We thank the Imagine Institute’s imaging facility and the Structure Federative de Recherche's histology facility for their help with this work. We are grateful to the families who participated in this study.
This research program received a state subsidy managed by the French National Research Agency as part of the “Investments for the Future” program (reference: ANR-10-IAHU-01). L. Legeai-Mallet is funded by AXA-Imagine Head-Heart Chair. F. Oury is funded by the Fondation pour la Recherche Médicale and the AGEMED-INSERM program. S. Moriceau received a grant from the National Institutes of Health (R01 DC014470). For generation of the mouse model, L. Legeai-Mallet was funded by the Fondation Maladies Rares.

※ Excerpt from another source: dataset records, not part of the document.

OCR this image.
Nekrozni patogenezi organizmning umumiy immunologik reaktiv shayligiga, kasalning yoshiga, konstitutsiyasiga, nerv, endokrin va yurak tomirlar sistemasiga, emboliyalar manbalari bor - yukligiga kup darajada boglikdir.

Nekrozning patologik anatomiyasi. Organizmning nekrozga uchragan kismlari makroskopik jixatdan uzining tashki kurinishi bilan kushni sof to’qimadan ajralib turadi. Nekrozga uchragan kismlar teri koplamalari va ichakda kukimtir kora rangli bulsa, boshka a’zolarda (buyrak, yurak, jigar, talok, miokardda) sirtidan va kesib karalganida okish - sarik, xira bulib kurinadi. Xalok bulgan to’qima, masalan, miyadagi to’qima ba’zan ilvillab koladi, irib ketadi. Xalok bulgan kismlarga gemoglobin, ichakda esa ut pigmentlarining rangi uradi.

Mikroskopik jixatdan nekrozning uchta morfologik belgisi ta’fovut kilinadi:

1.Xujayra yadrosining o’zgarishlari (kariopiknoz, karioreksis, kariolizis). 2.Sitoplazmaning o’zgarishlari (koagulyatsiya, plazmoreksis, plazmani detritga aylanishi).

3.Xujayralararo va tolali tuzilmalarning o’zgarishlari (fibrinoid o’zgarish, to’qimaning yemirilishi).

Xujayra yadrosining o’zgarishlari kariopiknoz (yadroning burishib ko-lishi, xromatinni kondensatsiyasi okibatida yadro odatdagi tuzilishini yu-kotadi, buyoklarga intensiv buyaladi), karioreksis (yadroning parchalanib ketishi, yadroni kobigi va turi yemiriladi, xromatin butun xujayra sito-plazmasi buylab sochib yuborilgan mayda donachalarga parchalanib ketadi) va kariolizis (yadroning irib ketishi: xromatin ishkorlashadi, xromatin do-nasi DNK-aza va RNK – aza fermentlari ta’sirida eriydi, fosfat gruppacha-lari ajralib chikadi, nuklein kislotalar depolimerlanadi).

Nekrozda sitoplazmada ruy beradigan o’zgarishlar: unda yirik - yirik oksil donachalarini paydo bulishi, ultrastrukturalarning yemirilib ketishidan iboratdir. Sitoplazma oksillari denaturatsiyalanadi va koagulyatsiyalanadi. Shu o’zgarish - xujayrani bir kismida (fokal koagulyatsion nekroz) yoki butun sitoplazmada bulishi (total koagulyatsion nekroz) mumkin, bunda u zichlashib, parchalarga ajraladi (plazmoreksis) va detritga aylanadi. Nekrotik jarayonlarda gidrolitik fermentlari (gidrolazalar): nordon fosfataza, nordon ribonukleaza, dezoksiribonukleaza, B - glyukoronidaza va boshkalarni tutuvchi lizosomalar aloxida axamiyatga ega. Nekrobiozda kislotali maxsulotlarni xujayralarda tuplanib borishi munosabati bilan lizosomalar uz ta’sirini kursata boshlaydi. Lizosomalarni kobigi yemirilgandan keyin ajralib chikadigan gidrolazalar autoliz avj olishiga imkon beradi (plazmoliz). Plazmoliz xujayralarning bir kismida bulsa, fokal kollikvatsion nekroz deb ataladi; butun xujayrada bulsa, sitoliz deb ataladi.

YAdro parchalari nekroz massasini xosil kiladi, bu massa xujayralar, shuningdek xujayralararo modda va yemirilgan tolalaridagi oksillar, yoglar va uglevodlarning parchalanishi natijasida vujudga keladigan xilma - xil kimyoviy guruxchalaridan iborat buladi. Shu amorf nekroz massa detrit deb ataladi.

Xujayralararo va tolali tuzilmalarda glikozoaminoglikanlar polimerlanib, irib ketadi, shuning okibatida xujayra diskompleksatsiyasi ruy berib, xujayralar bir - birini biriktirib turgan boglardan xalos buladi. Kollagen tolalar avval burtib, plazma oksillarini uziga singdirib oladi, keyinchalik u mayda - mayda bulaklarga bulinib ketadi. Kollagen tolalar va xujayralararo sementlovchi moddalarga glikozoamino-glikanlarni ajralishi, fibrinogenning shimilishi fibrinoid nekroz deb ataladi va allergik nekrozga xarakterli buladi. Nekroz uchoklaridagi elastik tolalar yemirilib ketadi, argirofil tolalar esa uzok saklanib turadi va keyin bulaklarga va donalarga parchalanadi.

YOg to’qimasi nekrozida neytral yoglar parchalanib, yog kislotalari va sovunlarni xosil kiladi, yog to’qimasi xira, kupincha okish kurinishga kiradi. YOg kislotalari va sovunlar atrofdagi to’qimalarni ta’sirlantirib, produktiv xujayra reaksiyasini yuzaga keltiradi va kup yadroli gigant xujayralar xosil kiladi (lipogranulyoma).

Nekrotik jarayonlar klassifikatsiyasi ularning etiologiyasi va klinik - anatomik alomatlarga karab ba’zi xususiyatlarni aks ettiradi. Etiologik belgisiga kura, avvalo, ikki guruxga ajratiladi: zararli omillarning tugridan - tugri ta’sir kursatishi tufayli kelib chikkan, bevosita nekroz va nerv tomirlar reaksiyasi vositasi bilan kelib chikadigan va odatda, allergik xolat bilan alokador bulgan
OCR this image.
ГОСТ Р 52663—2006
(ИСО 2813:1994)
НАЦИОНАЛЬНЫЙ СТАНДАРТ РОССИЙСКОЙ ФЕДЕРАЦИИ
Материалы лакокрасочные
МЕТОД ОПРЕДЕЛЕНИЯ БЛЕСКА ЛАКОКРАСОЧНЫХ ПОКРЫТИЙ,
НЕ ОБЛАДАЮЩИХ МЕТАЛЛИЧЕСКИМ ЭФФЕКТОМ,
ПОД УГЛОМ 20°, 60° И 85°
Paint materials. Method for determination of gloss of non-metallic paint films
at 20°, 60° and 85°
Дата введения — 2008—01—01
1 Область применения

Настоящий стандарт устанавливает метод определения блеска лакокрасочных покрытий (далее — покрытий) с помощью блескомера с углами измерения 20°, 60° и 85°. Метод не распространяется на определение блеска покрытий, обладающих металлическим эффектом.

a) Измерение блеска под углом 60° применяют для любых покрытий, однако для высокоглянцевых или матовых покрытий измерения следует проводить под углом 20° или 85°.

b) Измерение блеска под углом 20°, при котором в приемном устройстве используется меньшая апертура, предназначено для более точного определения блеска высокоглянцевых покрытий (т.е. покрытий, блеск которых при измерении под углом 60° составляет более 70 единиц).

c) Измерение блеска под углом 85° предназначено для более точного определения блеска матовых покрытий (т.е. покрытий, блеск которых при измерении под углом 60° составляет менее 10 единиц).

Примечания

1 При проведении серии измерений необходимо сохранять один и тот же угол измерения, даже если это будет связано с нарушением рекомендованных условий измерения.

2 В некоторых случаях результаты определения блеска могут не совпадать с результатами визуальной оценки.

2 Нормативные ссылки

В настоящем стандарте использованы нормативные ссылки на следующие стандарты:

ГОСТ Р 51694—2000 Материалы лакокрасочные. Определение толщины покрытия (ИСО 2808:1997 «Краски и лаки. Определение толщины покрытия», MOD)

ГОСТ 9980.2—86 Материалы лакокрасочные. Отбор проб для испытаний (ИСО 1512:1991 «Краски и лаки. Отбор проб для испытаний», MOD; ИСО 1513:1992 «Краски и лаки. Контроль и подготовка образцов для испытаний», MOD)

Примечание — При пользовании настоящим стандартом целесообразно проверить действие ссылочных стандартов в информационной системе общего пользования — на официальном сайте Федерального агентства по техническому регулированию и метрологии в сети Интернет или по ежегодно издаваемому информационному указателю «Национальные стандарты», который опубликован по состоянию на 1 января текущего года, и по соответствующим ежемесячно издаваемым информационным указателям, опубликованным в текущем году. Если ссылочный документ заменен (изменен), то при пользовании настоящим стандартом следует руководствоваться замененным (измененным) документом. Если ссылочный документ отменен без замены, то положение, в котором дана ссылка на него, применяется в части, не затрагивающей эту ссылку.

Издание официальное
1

Author contributions: L. Legeai-Mallet conceived the project. L. Legeai-Mallet and F. Oury designed the research. M. Cornille and S. Moriceau performed the behavioral experiments. M. Cornille, Y. Heuzé, R.H. Khonsari, A. Morice, V. Boitez, and M. Bensidhoum performed and analyzed morphometric and geometric analyses. C. Collet performed the genetic analyses. S. Moriceau interpreted the cochlear data. T. Rauschendorfer and S. Werner interpreted the skin data. G. Paternoster, E. Arnaud, and N. Boddaert analyzed the human MRI data. L. Loisay and V. Boitez performed the WB analyses. M. Cornille and S. Moriceau prepared the figures. L. Legeai-Mallet, F. Oury, M. Cornille, S. Moriceau, and F. Di Rocco wrote the manuscript, and all other authors provided critical comments on the manuscript. All authors read and approved the final manuscript.
Disclosures: L. Legeai-Mallet and F. Oury reported a patent to BIO19248 pending. No other disclosures were reported.
M. Cornille and S. Moriceau contributed equally to this paper.